We’re interested in attacks that can exceed 1 Tbps (terabits per second) of total traffic, such as the DNS-based attacks from October 2016. To develop solutions for these giant attacks, we need to study this kind of traffic and run experiments with it.
This is where we run into some problems. Traffic captures of real DDoS attacks – especially at magnitudes anywhere near 1 Tbps – are hard to come by. Even with captures of smaller DDoS attacks, we can only see the traffic as viewed from one network, such as a victim or a recipient of backscatter from the attack.

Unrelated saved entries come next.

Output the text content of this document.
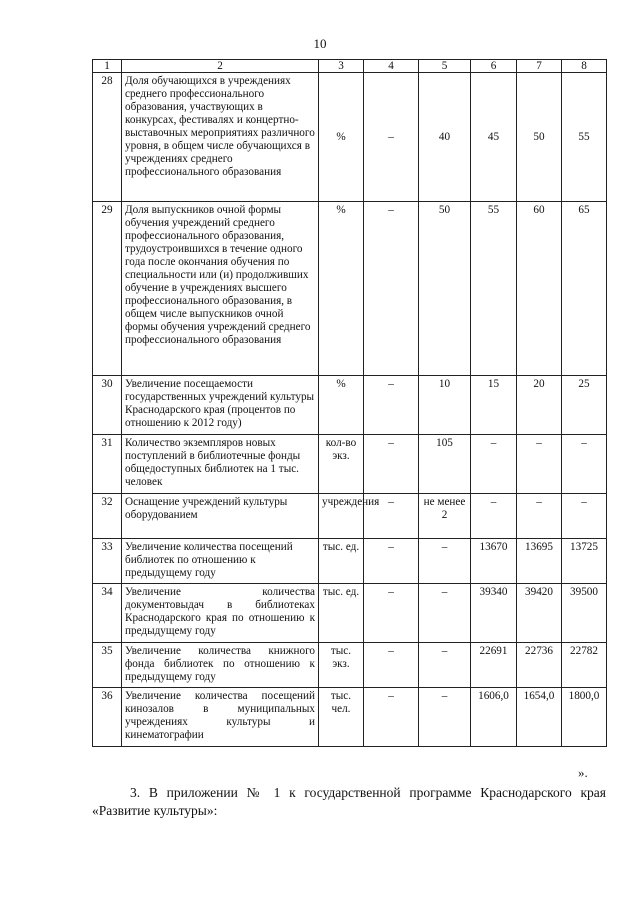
10
1	2	3	4	5	6	7	8
28	Доля обучающихся в учреждениях среднего профессионального образования, участвующих в конкурсах, фестивалях и концертно-выставочных мероприятиях различного уровня, в общем числе обучающихся в учреждениях среднего профессионального образования	%	–	40	45	50	55
29	Доля выпускников очной формы обучения учреждений среднего профессионального образования, трудоустроившихся в течение одного года после окончания обучения по специальности или (и) продолживших обучение в учреждениях высшего профессионального образования, в общем числе выпускников очной формы обучения учреждений среднего профессионального образования	%	–	50	55	60	65
30	Увеличение посещаемости государственных учреждений культуры Краснодарского края (процентов по отношению к 2012 году)	%	–	10	15	20	25
31	Количество экземпляров новых поступлений в библиотечные фонды общедоступных библиотек на 1 тыс. человек	кол-во экз.	–	105	–	–	–
32	Оснащение учреждений культуры оборудованием	учреждения	–	не менее 2	–	–	–
33	Увеличение количества посещений библиотек по отношению к предыдущему году	тыс. ед.	–	–	13670	13695	13725
34	Увеличение количества документовыдач в библиотеках Краснодарского края по отношению к предыдущему году	тыс. ед.	–	–	39340	39420	39500
35	Увеличение количества книжного фонда библиотек по отношению к предыдущему году	тыс. экз.	–	–	22691	22736	22782
36	Увеличение количества посещений кинозалов в муниципальных учреждениях культуры и кинематографии	тыс. чел.	–	–	1606,0	1654,0	1800,0
».
3. В приложении № 1 к государственной программе Краснодарского края «Развитие культуры»:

For our work, we need the whole picture of a DDoS attack: views of the traffic from all networks involved, with many thousands of end points. Unfortunately, this is very difficult to simulate with standard network simulation software like ns-3 and OMNeT++, especially when you add in realistic non-attack traffic.
To tackle this problem we created ddosflowgen: a tool that models a DDoS attack and generates synthetic traffic datasets from multiple views. You can define the number of attacking networks and adjust parameters such as the attack vectors present, the amplification factor, and the number of attack sources per network. Our tool includes non-attack traffic in the output by rewriting IP addresses from a reference noise dataset.
Unlike packet-based simulations, which are not feasible at terabit scales, ddosflowgen simulates traffic using a “flow” representation. This format (implemented with SiLK) uses summaries of IP headers to describe traffic in a compact form. Flow representation makes it possible to simulate extremely high packet and bit rates, and we’re currently experimenting with 1.2 Tbps attack scenarios.
ddosflowgen simulates a variety of threats:
- amplifiers/reflectors, such as DNS and NTP servers
- flooders within a botnet, like Mirai in attack mode
- probes from a botnet, like Mirai scanning for IoT
ddosflowgen is open source, and is available on Github. We are releasing this primarily as an aid to other researchers, and to start a discussion about how best to generate repeatable test cases for defenses against massive attacks. Please enjoy, and we’re happy to consider updates, but understand that we intend this tool largely as reference material rather than as a long-running software project.
This project is the result of funding provided by the Science and Technology Directorate of the United States Department of Homeland Security under contract number D15PC00186. The views and conclusions contained herein are those of the authors and should not be interpreted as necessarily representing the official policies or endorsements, either expressed or implied, of the Department of Homeland Security, or the U.S. Government.